Barth Bakery
Feb 20, 20213 min
Updated: Apr 28, 2022
This trifle is a triumph of a no-bake dessert. It’s creamy, fruity, and spiked with a boozy element for a celebration in a dish that’s perfect for Valentine’s Day or summer gatherings. Peaks of cream cheese whipped cream swirled with Baileys Strawberries & Cream and layers of fluffy strawberry puree whipped cream sit atop layers of light and spongy angel food cake in this delicious dream of a dessert. Studded with fresh sweet strawberries and laced with alcohol, this masterpiece showcases the divine combination of strawberries and cream. The layers meld together, and the two types of whipped cream perfectly compliment the strawberries in this luscious dessert that’s easy to prepare and share. This completely addicting dessert is crowd-pleasing with its towering layers and is sure to be a huge hit with your guests.
2 cups fresh strawberries, hulled and halved
1 cup granulated sugar
¾ cup Baileys Strawberries & Cream Liqueur (limited edition)
½ cup confectioners’ sugar
8 oz cream cheese, softened
3 cups heavy whipping cream, cold
1 prepared angel food cake, cut into cubes (I used a gluten-free angel food cake)
2 cups fresh strawberries, hulled and sliced
Crumbled vanilla wafer cookies
In a small saucepan, add the strawberries and granulated sugar. Place over medium heat and let cook for about 10 minutes until the strawberries are broken down, stirring occasionally. Mash the strawberries as they cook with the back of a spoon or fork.
Pour the strawberry puree into a clean bowl and immediately cover the surface with plastic wrap to prevent a crust from forming. Place in the refrigerator until completely cooled.
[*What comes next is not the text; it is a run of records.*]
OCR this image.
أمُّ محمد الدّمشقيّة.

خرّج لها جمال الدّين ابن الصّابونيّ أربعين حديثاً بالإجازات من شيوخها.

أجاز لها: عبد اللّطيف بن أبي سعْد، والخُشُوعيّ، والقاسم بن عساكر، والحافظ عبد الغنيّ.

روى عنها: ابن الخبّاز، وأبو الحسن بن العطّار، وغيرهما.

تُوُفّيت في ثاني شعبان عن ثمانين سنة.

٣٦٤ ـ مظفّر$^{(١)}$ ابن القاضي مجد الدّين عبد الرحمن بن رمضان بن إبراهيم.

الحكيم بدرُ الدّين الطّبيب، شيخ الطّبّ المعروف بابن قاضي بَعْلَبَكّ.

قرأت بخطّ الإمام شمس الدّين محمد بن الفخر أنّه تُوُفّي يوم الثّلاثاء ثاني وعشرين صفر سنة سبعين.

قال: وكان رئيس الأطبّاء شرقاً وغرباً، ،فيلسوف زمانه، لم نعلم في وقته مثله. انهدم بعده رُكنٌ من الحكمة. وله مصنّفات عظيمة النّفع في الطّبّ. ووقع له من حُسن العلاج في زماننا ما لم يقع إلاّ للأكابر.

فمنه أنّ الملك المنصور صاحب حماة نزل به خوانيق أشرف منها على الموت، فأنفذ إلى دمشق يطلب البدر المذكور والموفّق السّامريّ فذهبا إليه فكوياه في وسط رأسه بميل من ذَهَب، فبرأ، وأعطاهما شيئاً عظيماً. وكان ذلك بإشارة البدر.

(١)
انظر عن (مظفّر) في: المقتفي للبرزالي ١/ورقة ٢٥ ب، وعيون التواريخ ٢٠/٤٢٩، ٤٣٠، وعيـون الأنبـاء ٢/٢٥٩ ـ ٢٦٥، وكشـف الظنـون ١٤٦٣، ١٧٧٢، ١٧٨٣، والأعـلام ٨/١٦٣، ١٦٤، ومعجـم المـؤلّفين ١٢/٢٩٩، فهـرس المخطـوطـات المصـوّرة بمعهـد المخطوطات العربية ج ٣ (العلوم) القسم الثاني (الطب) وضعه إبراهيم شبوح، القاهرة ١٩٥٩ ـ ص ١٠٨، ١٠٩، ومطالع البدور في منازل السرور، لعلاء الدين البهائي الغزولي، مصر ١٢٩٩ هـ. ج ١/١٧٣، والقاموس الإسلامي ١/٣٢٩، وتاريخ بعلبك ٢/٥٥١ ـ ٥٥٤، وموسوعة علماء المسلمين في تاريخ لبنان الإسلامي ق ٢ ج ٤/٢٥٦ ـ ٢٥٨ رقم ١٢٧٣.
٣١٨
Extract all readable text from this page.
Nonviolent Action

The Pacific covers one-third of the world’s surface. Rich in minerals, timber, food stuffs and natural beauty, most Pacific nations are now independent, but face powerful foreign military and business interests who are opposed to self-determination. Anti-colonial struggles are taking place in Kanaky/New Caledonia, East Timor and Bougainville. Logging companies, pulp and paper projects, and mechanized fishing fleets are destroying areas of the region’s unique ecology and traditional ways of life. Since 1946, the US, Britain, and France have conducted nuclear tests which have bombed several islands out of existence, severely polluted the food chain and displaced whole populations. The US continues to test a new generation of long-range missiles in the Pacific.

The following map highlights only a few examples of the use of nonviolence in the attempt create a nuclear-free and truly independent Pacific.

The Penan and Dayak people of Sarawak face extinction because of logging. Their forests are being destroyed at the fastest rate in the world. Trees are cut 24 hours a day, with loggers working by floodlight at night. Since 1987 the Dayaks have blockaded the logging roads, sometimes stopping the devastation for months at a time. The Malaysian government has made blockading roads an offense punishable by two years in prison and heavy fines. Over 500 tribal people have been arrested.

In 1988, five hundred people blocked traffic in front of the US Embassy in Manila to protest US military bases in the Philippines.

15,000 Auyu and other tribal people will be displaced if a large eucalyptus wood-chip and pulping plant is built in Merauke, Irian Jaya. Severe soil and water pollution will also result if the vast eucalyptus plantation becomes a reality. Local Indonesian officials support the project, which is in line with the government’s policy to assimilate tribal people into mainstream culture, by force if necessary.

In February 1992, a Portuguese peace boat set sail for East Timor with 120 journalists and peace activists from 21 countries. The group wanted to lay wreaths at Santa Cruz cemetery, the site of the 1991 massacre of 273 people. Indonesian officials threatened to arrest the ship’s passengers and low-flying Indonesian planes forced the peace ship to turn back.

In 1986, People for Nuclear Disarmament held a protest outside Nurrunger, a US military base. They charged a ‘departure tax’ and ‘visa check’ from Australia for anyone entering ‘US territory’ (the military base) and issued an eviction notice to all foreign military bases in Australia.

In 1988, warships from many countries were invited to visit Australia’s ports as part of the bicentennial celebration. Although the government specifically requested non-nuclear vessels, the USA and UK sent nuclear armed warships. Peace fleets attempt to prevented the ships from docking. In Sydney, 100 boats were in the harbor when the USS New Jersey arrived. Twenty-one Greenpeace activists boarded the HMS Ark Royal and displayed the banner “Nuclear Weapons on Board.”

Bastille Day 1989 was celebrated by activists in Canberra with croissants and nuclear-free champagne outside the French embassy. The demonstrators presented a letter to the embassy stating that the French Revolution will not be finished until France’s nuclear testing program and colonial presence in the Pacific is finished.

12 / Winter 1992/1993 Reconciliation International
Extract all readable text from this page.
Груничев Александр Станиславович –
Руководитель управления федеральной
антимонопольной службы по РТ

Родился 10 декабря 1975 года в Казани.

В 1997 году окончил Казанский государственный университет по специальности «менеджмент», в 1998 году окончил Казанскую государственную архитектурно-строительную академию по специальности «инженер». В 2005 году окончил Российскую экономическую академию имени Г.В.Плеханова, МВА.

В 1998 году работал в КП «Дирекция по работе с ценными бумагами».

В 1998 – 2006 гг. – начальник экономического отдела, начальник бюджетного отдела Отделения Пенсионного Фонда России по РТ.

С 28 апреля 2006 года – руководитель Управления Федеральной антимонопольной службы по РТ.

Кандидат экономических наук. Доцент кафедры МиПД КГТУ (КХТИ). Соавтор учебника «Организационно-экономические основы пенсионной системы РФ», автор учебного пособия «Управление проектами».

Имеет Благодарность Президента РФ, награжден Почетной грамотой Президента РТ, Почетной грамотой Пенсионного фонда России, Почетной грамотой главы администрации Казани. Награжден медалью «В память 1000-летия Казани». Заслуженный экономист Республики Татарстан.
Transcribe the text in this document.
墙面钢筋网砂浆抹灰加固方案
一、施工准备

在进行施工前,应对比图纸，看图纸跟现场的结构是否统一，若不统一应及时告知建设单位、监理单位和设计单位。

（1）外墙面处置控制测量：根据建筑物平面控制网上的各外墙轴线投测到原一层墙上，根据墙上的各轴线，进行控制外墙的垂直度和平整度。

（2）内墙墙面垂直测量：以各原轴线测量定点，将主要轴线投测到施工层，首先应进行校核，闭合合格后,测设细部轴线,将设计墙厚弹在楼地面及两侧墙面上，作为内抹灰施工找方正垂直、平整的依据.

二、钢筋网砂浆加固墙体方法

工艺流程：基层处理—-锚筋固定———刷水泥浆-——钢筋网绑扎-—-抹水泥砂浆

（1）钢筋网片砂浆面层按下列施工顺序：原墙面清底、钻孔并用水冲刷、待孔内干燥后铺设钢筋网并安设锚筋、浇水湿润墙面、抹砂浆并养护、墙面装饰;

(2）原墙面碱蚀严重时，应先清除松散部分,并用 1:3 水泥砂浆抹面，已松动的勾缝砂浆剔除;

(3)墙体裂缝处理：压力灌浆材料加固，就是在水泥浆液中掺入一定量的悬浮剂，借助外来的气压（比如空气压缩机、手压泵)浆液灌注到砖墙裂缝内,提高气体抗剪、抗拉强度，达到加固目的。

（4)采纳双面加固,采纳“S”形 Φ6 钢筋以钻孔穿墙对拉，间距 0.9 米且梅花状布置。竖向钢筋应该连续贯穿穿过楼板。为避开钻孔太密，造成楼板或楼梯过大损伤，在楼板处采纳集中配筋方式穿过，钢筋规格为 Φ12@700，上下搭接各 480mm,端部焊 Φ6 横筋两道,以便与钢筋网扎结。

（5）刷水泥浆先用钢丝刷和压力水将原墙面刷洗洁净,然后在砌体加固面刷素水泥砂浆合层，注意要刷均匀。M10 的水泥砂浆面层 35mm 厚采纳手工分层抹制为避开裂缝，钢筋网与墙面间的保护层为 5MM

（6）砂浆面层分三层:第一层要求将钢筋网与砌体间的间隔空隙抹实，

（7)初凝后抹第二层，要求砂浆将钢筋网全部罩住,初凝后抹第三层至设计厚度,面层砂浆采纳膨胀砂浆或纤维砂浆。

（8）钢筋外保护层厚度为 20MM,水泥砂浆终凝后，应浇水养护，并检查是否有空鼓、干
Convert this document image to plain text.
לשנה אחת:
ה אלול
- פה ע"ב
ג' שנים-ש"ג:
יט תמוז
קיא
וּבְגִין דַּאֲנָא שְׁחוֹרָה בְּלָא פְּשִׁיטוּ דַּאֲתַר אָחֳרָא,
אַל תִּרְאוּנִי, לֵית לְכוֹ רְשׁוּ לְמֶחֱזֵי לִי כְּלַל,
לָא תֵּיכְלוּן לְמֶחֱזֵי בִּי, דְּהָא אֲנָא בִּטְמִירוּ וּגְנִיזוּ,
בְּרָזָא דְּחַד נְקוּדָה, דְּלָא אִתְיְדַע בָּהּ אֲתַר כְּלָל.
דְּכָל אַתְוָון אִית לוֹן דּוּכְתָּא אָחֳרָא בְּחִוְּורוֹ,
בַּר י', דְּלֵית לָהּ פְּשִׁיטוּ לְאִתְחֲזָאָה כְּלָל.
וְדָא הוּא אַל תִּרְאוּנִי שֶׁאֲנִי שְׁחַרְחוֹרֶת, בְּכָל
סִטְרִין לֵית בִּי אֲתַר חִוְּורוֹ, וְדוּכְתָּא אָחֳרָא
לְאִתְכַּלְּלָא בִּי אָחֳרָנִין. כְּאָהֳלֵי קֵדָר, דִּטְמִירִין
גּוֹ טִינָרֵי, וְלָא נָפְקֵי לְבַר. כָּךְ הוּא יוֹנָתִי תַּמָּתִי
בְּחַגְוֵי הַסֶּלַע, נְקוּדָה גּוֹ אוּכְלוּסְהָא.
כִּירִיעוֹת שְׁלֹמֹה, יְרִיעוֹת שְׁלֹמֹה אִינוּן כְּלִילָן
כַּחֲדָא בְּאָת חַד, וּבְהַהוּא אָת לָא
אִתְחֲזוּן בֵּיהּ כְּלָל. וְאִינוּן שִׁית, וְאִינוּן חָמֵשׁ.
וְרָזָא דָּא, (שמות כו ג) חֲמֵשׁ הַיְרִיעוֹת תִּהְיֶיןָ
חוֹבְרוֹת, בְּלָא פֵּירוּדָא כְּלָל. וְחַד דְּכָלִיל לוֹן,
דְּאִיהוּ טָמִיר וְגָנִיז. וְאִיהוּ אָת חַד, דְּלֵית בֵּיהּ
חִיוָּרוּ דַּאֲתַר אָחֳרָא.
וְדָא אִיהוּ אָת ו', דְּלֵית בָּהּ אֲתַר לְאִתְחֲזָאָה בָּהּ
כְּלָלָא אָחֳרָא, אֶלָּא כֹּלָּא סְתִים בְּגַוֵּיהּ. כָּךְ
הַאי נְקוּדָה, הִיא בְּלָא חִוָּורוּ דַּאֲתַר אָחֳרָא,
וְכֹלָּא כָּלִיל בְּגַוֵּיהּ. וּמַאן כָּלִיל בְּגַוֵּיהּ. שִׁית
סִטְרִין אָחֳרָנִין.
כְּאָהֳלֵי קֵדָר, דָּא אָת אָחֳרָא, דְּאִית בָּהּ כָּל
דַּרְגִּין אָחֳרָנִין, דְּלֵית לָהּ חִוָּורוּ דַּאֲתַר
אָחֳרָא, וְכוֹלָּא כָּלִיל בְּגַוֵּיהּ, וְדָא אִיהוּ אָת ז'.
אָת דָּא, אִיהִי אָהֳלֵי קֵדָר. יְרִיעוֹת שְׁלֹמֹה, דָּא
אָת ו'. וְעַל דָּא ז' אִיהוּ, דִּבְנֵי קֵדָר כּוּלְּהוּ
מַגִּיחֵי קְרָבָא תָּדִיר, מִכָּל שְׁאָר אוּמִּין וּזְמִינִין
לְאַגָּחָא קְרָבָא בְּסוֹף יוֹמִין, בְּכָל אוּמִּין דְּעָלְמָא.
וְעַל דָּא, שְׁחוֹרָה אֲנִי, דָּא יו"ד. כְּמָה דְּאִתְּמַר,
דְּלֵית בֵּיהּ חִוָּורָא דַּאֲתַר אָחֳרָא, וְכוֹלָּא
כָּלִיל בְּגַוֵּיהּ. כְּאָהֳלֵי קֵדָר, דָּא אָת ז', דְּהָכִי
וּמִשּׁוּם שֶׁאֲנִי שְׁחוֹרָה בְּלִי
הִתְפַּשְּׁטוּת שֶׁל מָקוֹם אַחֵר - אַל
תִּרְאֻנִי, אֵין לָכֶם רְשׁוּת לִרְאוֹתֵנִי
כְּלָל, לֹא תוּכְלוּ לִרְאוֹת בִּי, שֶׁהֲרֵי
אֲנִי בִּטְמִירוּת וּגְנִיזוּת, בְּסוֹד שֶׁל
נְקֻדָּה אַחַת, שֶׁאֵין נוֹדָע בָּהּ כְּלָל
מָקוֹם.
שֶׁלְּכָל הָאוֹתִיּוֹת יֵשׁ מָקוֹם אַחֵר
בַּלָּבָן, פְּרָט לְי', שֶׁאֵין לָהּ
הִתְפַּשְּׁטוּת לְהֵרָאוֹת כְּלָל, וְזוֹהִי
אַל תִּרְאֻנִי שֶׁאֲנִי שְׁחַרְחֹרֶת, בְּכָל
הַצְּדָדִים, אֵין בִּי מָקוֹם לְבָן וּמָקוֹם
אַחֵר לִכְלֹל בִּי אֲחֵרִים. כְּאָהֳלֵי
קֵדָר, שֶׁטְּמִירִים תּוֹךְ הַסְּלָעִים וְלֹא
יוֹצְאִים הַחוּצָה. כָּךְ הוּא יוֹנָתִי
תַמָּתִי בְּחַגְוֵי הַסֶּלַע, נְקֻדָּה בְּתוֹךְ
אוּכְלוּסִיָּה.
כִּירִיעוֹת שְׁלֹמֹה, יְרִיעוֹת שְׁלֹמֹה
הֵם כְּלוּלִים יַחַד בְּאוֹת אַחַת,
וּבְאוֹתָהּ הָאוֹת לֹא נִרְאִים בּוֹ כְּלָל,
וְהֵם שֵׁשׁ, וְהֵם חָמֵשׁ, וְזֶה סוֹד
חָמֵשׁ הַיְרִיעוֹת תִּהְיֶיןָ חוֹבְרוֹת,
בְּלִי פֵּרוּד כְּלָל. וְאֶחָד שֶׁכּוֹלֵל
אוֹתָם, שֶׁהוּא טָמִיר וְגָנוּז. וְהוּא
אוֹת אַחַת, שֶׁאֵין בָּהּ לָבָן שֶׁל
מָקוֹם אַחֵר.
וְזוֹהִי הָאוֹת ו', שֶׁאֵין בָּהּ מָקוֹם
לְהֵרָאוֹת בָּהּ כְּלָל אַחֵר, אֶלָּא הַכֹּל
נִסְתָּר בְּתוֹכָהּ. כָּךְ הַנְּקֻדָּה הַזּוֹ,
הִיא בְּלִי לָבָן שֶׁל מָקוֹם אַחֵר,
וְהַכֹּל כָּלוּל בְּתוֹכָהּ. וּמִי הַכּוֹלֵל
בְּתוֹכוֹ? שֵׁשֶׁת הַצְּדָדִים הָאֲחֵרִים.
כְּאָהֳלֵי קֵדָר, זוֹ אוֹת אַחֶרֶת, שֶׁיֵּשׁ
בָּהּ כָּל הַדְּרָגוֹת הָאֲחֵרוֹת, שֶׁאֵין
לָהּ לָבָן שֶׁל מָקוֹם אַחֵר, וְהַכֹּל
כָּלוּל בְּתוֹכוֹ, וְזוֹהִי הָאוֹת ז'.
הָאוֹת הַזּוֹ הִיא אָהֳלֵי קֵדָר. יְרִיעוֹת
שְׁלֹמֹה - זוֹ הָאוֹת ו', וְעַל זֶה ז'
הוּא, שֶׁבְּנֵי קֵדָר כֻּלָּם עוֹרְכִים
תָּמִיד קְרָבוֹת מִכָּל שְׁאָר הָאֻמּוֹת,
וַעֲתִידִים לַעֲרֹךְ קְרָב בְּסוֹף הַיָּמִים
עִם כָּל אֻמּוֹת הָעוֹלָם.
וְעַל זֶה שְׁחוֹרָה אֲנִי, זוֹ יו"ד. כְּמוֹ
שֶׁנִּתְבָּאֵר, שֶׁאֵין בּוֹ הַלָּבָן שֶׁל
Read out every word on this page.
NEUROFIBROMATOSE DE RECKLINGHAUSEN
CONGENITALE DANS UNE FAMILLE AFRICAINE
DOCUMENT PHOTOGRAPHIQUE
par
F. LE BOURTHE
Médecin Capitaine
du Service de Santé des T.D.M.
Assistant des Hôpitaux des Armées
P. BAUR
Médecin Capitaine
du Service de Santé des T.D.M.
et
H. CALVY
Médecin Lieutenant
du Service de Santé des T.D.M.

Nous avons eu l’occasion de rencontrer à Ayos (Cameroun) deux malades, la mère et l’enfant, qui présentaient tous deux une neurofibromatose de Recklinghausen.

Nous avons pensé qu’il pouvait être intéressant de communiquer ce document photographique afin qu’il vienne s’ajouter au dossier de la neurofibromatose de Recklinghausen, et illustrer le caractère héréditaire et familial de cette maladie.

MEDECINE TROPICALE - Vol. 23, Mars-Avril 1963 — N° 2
In a medium bowl, use an electric handheld mixer to beat the Baileys Strawberries & Cream, confectioners’ sugar, and cream cheese until smooth.
In a separate cold mixing bowl, add the cold heavy whipping cream and beat on high speed until stiff peaks form.
Using a rubber spatula, gently fold 2½ cups of the whipped cream into the Baileys cream cheese mixture.
Gently fold the remaining whipped cream into the cooled strawberry puree.
Layer one half of the cubed angel food cake on the bottom of a large trifle dish. Top with half of the strawberry puree whipped cream, then half of the sliced strawberries, followed by half of the Baileys Strawberries & Cream whipped cream mixture. Repeat these layers with the remaining angel food cake, strawberry puree whipped cream, sliced strawberries, and Baileys Strawberries & Cream whipped cream mixture.
Sprinkle the top of the trifle with crushed vanilla wafer cookies. Refrigerate until ready to serve or overnight.